I know your code is always perfect, but let’s pretend it had a couple of common bugs, say an off-by-one logic error and a missing semicolon. Those are very common bugs - qwen3.5 probably saw millions of examples of each during training - so it recognizes those patterns. It also has seen millions of examples of how those bugs were fixed, and it has associated the bug patterns with their corresponding fix patterns. Because of this, qwen3.5 produces a stream of output tokens which gives you very good advice on the bugs in your code and how to resolve them.

Why do different models produce such different answers to the same inputs? After all, we said modern models are essentially all utilizing the transformer architecture–they’re all baking recipes. Shouldn’t the output be very similar?

It ultimately comes down to the quality of the training data and the training process. qwen3.5 was trained on massive amounts of source code and developer conversations about bugs. Another model, say gemma4, was trained on different massive amounts of code and discussions, so it learned a somewhat different pattern than qwen3.5 did, and that’s why given the same source code and request to find bugs, the two models may not find the same bugs.

qwen3.5 is your grandma’s meatball recipe and gemma4 is the meatball recipe from the mom and pop Italian joint on the corner. They might both make good meatballs, but they’re not the same, because they didn’t learn how to make them the same way. Or maybe the corner place’s meatballs aren’t that good - in that case, the model may not have been trained that well for that task.

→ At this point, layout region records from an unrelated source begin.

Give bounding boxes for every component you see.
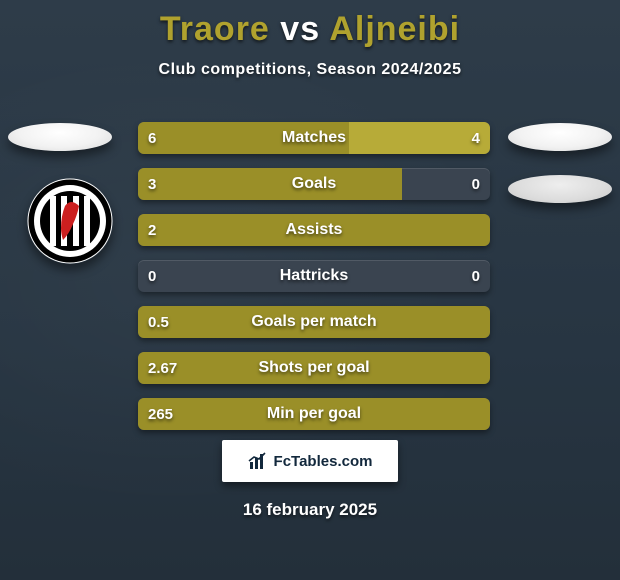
brand-chart-icon — [248, 451, 268, 471]
stat-row: Assists2 — [138, 214, 490, 246]
stat-left-value: 0 — [138, 260, 166, 292]
stat-left-seg — [138, 168, 402, 200]
page-title: Traore vs Aljneibi — [0, 0, 620, 49]
stat-row: Hattricks0 0 — [138, 260, 490, 292]
comparison-bars: Matches64Goals30Assists2Hattricks00Goals… — [138, 122, 490, 444]
stat-label: Hattricks — [138, 260, 490, 292]
player1-placeholder — [8, 123, 112, 151]
stat-left-seg — [138, 306, 490, 338]
title-player1: Traore — [160, 10, 270, 48]
stat-right-value: 0 — [462, 168, 490, 200]
stat-left-seg — [138, 352, 490, 384]
stat-row: Shots per goal2.67 — [138, 352, 490, 384]
club1-badge — [27, 178, 113, 264]
stat-right-seg — [349, 122, 490, 154]
stat-row: Goals30 — [138, 168, 490, 200]
stat-left-seg — [138, 214, 490, 246]
stat-row: Goals per match0.5 — [138, 306, 490, 338]
subtitle: Club competitions, Season 2024/2025 — [0, 61, 620, 79]
stat-right-value: 0 — [462, 260, 490, 292]
title-player2: Aljneibi — [329, 10, 460, 48]
brand-text: FcTables.com — [274, 453, 373, 470]
title-vs: vs — [280, 10, 320, 48]
stat-left-seg — [138, 122, 349, 154]
stat-row: Min per goal265 — [138, 398, 490, 430]
stat-left-seg — [138, 398, 490, 430]
date-line: 16 february 2025 — [0, 500, 620, 520]
stat-row: Matches64 — [138, 122, 490, 154]
player2-placeholder — [508, 123, 612, 151]
brand-box: FcTables.com — [222, 440, 398, 482]
club2-placeholder — [508, 175, 612, 203]
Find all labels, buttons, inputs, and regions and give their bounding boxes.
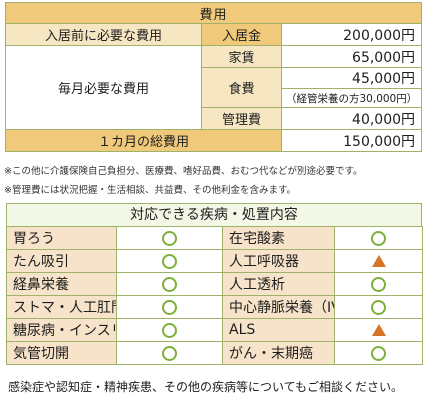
entry-fee-sub-label: 入居金 — [201, 23, 282, 46]
disease-mark-right — [334, 318, 423, 342]
entry-fee-label: 入居前に必要な費用 — [5, 23, 202, 46]
footer-note: 感染症や認知症・精神疾患、その他の疾病等についてもご相談ください。 — [8, 380, 404, 394]
disease-mark-left — [116, 249, 223, 273]
disease-mark-right — [334, 341, 423, 365]
cost-table-title: 費用 — [4, 2, 423, 24]
disease-mark-right — [334, 272, 423, 296]
disease-name-right: 人工呼吸器 — [222, 249, 335, 273]
note-management-fee: ※管理費には状況把握・生活相談、共益費、その他利金を含みます。 — [4, 185, 297, 196]
disease-name-left: 胃ろう — [6, 226, 117, 250]
note-extra-costs: ※この他に介護保険自己負担分、医療費、嗜好品費、おむつ代などが別途必要です。 — [4, 166, 363, 177]
disease-mark-left — [116, 295, 223, 319]
disease-name-left: ストマ・人工肛門 — [6, 295, 117, 319]
circle-mark-icon — [371, 276, 386, 292]
disease-mark-left — [116, 318, 223, 342]
entry-fee-value: 200,000円 — [280, 23, 423, 46]
food-value: 45,000円 — [280, 67, 423, 89]
circle-mark-icon — [162, 253, 177, 269]
disease-mark-left — [116, 341, 223, 365]
rent-value: 65,000円 — [280, 45, 423, 68]
total-cost-value: 150,000円 — [280, 129, 423, 152]
disease-name-right: 中心静脈栄養（IVH） — [222, 295, 335, 319]
food-note: （経管栄養の方30,000円） — [280, 88, 423, 108]
disease-name-left: 経鼻栄養 — [6, 272, 117, 296]
circle-mark-icon — [162, 322, 177, 338]
circle-mark-icon — [162, 299, 177, 315]
circle-mark-icon — [162, 230, 177, 246]
monthly-cost-label: 毎月必要な費用 — [5, 45, 202, 130]
disease-mark-right — [334, 226, 423, 250]
circle-mark-icon — [162, 345, 177, 361]
disease-name-left: 気管切開 — [6, 341, 117, 365]
disease-row: ストマ・人工肛門 中心静脈栄養（IVH） — [6, 295, 423, 319]
disease-mark-right — [334, 295, 423, 319]
circle-mark-icon — [371, 230, 386, 246]
disease-table-title: 対応できる疾病・処置内容 — [6, 203, 422, 227]
management-fee-value: 40,000円 — [280, 107, 423, 130]
triangle-mark-icon — [371, 324, 386, 336]
disease-name-left: たん吸引 — [6, 249, 117, 273]
disease-name-right: 在宅酸素 — [222, 226, 335, 250]
rent-label: 家賃 — [201, 45, 282, 68]
disease-mark-left — [116, 226, 223, 250]
disease-row: 胃ろう 在宅酸素 — [6, 226, 423, 250]
disease-name-left: 糖尿病・インスリン — [6, 318, 117, 342]
disease-row: 気管切開 がん・末期癌 — [6, 341, 423, 365]
circle-mark-icon — [162, 276, 177, 292]
disease-table: 胃ろう 在宅酸素たん吸引 人工呼吸器経鼻栄養 人工透析ストマ・人工肛門 中心静脈栄養（I… — [6, 226, 423, 365]
food-label: 食費 — [201, 67, 282, 108]
disease-row: 経鼻栄養 人工透析 — [6, 272, 423, 296]
cost-table: 費用 入居前に必要な費用 入居金 200,000円 毎月必要な費用 家賃 65,… — [4, 2, 423, 152]
triangle-mark-icon — [371, 255, 386, 267]
disease-mark-left — [116, 272, 223, 296]
disease-name-right: がん・末期癌 — [222, 341, 335, 365]
total-cost-label: １カ月の総費用 — [5, 129, 282, 152]
management-fee-label: 管理費 — [201, 107, 282, 130]
disease-name-right: 人工透析 — [222, 272, 335, 296]
disease-row: 糖尿病・インスリン ALS — [6, 318, 423, 342]
disease-mark-right — [334, 249, 423, 273]
circle-mark-icon — [371, 299, 386, 315]
disease-row: たん吸引 人工呼吸器 — [6, 249, 423, 273]
circle-mark-icon — [371, 345, 386, 361]
disease-name-right: ALS — [222, 318, 335, 342]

But of course your grandma’s meatballs are your favorite, right?

Putting It Together

Let’s sum up the key themes of this post:

  • A model is a learned function (weights) with an architecture (e.g. transformer) that defines how those weights are used.
  • Models don’t “know” things. There’s no “database of facts”. They generate patterns based on similar patterns they were trained on.
  • Outputs are probabilistic, not deterministic.
  • They run at a scale that is so large it is hard to comprehend, giving them so much pattern-matching ability that it can seem like they are thinking.
  • Models have a limited memory - they will start to forget things they previously understood as the conversation and data size grows larger.
  • If all else fails, fall back to the cooking analogy to see if that helps with comprehension!

Phew, we made it! Pat yourself on the back. You now have enough of a mental model to reason about model behavior instead of guessing, and understanding these foundational LLM concepts will make you much more effective at choosing the right model, setting realistic expectations, and understanding the output you’re getting.